Just before the weekend, a rare transatlantic vagrant – a Buff-bellied Pipit – had been found feeding around the banks of the Queen Mother Reservoir in Berkshire/west London, under the flightpath of the many planes coming and going from Heathrow Airport (including those crossing the Atlantic!).
This species, which has previously been treated as conspecific with Rock and Water Pipit before the three were ‘split’ and each considered full species in their own right some years ago, was one I had never seen before, so with one so close (and arrangements in place to allow access to the permit only site it had chosen) I couldn’t resist the temptation.
We were watching the pipit almost immediately upon arrival, as it fed completely unconcerned almost at the feet of the appreciative birdwatchers gathered to see it.
It was remarkably tame and as long as there were no sudden movements would walk right past the small crowd, well within the minimum focus distance of most peoples cameras and binoculars – there was definitely no need for a telescope.
At first the pipit was in the sun on almost bare concrete at the edge of the reservoir...
In appearance Buff-bellied Pipit is somewhat intermediate between Rock Pipit and Meadow Pipit, with the dark legs and longish bill of Rock (and Water) Pipits, but with the bill having the finer, more pointed appearance more typical of Meadow Pipit. Some aspects of the plumage, in particular the well defined dark streaking on the buff toned underparts , are also reminiscent of Meadow Pipit – while the head and upperpart patterns are more like those of Rock & Water Pipits!
...but most of the time it was feeding on mossy ground in the shelter of the walled banks around the top of the reservoir - which unfortunately meant it was in shadow.
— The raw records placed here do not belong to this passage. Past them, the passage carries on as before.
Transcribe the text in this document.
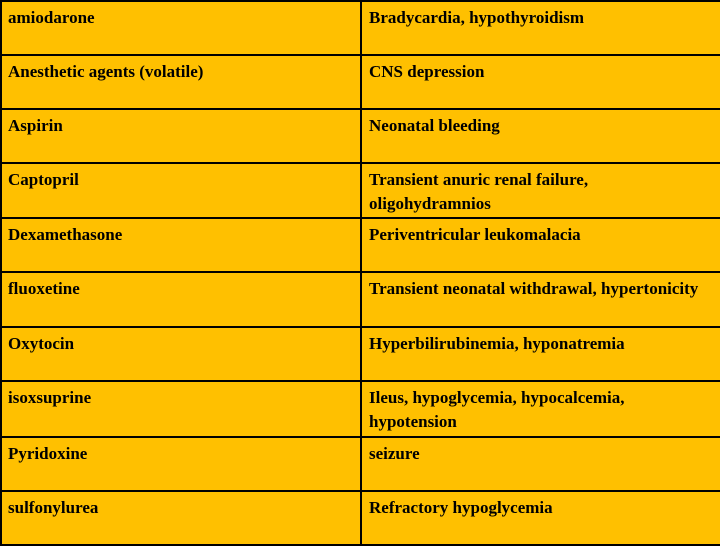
amiodarone	Bradycardia, hypothyroidism
Anesthetic agents (volatile)	CNS depression
Aspirin	Neonatal bleeding
Captopril	Transient anuric renal failure, oligohydramnios
Dexamethasone	Periventricular leukomalacia
fluoxetine	Transient neonatal withdrawal, hypertonicity
Oxytocin	Hyperbilirubinemia, hyponatremia
isoxsuprine	Ileus, hypoglycemia, hypocalcemia, hypotension
Pyridoxine	seizure
sulfonylurea	Refractory hypoglycemia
Apart from Pied Wagtails and Grey Wagtails sharing the banks, and a few Great Crested Grebes on the water, very few other birds were seen, although this was largely due to the fact that we were concentrating on the pipit! My brother did manage to pick out the Red-necked Grebe that had been present – although distantly. A Long-tailed Duck has also been present, but we didn’t manage to find that with a brief scan.